Some people ask me about my job – what does a graphic designer do? Well… A graphic designer assembles together images, typography, or motion graphics to create a piece of design that is informative, and functional – but also aesthetically following rules (that a marketing person didn’t learn at school – that’s why marketing needs the designer). A graphic designer creates the graphics primarily for published, printed, or electronic media, such as brochures and advertising – to inspire, inform, and captivate consumers (all this with an added continuous feedback session, without constructive feedbacks the design work is suboptimal).
When designers start a new job, they come with certain skill sets, not equipped to copy designs produced by others but rather create. Designers have their portfolios that depict their style and their previous work done. Word of advice: get to know your newly hired designers style and spend time getting to know your designer and his/her creative process, – don’t hire a designer if you think their style don’t match your thinking. Or if you are a boss (with no design background) who would be able to trust your designer with new visuals – then hire that creative and see the work they produce without trying to bring your limited aesthetic understanding into the equation.
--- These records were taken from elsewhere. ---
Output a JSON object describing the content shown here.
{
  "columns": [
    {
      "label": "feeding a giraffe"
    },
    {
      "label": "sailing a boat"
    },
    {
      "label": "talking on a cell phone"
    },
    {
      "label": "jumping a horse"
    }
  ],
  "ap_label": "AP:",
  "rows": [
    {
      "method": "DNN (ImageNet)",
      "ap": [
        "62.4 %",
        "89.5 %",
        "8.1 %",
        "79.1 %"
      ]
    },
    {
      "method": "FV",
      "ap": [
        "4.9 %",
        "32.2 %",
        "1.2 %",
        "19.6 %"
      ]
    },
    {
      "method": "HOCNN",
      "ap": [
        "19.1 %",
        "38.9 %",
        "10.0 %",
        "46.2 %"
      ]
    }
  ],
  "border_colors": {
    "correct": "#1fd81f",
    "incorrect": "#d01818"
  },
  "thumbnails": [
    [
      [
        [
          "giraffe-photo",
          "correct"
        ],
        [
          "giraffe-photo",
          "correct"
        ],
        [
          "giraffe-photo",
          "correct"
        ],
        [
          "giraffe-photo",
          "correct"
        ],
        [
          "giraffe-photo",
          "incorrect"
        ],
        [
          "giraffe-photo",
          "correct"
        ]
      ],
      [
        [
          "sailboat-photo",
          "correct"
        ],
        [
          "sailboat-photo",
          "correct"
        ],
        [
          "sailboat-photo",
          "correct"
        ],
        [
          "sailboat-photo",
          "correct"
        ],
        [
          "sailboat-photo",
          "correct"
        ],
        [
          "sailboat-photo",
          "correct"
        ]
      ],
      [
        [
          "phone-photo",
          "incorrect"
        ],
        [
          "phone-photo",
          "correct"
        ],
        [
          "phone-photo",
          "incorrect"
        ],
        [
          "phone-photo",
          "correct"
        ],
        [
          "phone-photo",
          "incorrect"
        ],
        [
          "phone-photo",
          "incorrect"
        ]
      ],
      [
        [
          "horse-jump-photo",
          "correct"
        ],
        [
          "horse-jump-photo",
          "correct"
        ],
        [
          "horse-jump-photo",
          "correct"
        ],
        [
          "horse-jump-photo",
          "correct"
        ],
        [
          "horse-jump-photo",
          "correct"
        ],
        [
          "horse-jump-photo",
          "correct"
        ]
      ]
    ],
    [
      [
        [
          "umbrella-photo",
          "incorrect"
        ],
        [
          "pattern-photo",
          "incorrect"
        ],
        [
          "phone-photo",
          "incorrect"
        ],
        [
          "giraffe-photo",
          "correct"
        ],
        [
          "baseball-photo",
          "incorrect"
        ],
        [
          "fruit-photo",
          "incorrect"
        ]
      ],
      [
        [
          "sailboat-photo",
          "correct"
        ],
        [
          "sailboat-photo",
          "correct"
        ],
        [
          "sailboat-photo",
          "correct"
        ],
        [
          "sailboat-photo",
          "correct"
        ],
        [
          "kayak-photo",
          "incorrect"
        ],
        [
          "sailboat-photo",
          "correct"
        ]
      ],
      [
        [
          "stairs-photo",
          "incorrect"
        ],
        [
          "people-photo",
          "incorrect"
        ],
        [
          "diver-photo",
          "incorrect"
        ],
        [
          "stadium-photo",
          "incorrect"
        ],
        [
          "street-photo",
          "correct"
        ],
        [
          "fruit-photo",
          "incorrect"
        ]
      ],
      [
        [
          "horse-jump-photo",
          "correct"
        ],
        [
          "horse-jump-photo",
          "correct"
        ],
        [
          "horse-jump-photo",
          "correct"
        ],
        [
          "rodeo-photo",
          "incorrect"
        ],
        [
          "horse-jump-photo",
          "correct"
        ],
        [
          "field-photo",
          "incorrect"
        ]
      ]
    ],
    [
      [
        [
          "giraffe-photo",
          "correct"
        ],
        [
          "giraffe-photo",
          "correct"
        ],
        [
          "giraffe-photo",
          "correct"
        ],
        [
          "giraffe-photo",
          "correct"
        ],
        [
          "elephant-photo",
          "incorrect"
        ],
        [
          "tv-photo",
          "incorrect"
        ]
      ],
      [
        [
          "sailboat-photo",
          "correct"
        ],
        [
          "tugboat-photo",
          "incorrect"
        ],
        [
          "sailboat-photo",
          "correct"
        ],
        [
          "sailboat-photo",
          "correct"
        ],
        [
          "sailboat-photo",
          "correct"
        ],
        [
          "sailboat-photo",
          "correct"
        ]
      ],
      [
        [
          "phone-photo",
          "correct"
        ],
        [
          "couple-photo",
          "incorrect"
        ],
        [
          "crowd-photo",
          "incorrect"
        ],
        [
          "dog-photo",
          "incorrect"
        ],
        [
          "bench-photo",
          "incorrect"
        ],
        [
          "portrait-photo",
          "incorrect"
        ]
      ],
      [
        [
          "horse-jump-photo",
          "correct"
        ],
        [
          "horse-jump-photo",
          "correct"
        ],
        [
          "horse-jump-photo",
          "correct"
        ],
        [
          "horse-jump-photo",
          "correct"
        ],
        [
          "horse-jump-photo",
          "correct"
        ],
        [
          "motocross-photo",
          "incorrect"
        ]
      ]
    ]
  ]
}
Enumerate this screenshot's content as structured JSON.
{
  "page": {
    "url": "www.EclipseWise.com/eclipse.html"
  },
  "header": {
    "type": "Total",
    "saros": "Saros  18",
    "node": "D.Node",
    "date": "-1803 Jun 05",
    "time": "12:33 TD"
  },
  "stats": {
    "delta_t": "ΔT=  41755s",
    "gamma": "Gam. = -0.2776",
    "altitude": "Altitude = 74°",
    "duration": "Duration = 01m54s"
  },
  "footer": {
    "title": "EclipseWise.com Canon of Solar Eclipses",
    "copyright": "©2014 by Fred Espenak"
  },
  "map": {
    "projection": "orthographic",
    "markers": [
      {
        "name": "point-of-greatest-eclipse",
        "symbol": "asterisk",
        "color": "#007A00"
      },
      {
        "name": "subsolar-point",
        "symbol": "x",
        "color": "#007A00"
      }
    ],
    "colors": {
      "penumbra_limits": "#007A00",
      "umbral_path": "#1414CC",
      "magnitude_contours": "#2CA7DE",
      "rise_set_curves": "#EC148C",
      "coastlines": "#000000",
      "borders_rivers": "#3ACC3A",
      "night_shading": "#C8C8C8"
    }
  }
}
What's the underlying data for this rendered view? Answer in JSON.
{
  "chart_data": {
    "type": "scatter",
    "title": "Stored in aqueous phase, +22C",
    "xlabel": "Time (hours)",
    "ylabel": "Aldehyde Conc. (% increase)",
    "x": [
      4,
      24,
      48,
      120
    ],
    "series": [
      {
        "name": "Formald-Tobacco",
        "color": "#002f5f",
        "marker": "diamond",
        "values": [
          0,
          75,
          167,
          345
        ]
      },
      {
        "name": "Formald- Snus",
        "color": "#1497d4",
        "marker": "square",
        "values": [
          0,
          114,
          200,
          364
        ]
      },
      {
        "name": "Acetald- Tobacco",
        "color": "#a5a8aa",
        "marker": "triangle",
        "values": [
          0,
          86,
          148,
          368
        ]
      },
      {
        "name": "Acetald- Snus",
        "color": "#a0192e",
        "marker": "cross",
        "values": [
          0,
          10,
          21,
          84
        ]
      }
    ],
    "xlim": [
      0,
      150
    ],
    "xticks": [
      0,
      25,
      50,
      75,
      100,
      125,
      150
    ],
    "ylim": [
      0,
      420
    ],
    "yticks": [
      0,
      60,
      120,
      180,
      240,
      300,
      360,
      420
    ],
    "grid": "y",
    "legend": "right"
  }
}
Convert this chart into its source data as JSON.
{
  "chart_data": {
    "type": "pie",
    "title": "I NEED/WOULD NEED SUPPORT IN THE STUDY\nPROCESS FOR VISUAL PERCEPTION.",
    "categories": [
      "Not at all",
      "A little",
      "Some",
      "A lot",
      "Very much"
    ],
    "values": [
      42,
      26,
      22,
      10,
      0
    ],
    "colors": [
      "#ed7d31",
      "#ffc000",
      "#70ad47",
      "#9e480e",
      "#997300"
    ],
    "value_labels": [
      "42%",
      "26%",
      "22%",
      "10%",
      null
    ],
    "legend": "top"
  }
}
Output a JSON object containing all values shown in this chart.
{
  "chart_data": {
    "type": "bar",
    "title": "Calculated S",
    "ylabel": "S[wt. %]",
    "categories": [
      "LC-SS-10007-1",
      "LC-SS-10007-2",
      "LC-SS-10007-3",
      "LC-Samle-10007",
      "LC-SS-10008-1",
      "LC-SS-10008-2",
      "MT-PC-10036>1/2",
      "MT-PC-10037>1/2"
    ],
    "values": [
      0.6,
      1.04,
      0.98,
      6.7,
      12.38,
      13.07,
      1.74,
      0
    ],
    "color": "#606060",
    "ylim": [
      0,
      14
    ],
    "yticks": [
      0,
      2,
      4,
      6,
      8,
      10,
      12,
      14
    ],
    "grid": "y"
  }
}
Also, it can get demotivating super fast, if a designer never gets recognition for the amount of work they produce.
A good workplace inspires their workers to do well by showing gratitude and giving acknowledgment for every piece of work produced. Eg: the first print of the design is not to be opened at the economics graduate’s desk just cause the person project managed! Bring it to the designer – let the designer open the package with the printed final product. Cause like it or not – that design is there cause your designer spent hours creating it in the middle of some absurd barking remarks from a stressed out project manager incapable of communicating civilly and keen on micromanaging. Showing gratitude to your design-worker keeps the worker motivated to produce good work, to work harder and even at times be available at odd hours.
Graphic designers are constantly getting micro managed by those with zero design knowledge (to the point of being asked a 1000 times if the type is correct – when the designer keeps on pointing out the “hidden Easter egg” in the design they’ve been asked to replicate, and then told to use the font mentioned in style guide despite how wrong it is) is just fascinating. So with time, I realised that some designers with high competence and excellent qualifications can never do best at certain agencies, as their work would be considered sub-optimal cause those project managing these designers are like individuals with a Hasselblad H6D-400C MS, knows how to press the button and has learnt up by-heart the nitty gritty of the camera configuration (cause technocrat) but has no clue about how to optimise the performance of that camera with creative thinking. Hence the camera sits around being an expensive addition, but has no use cause no one knows how to handle it. Or how to put it to use. It takes love and care to handle machines. Also, just cause the machine didn’t come with a German manual doesn’t mean the machine is a bad machine – rather your limited knowledge of other languages makes you a fool for not knowing how to operate the machine.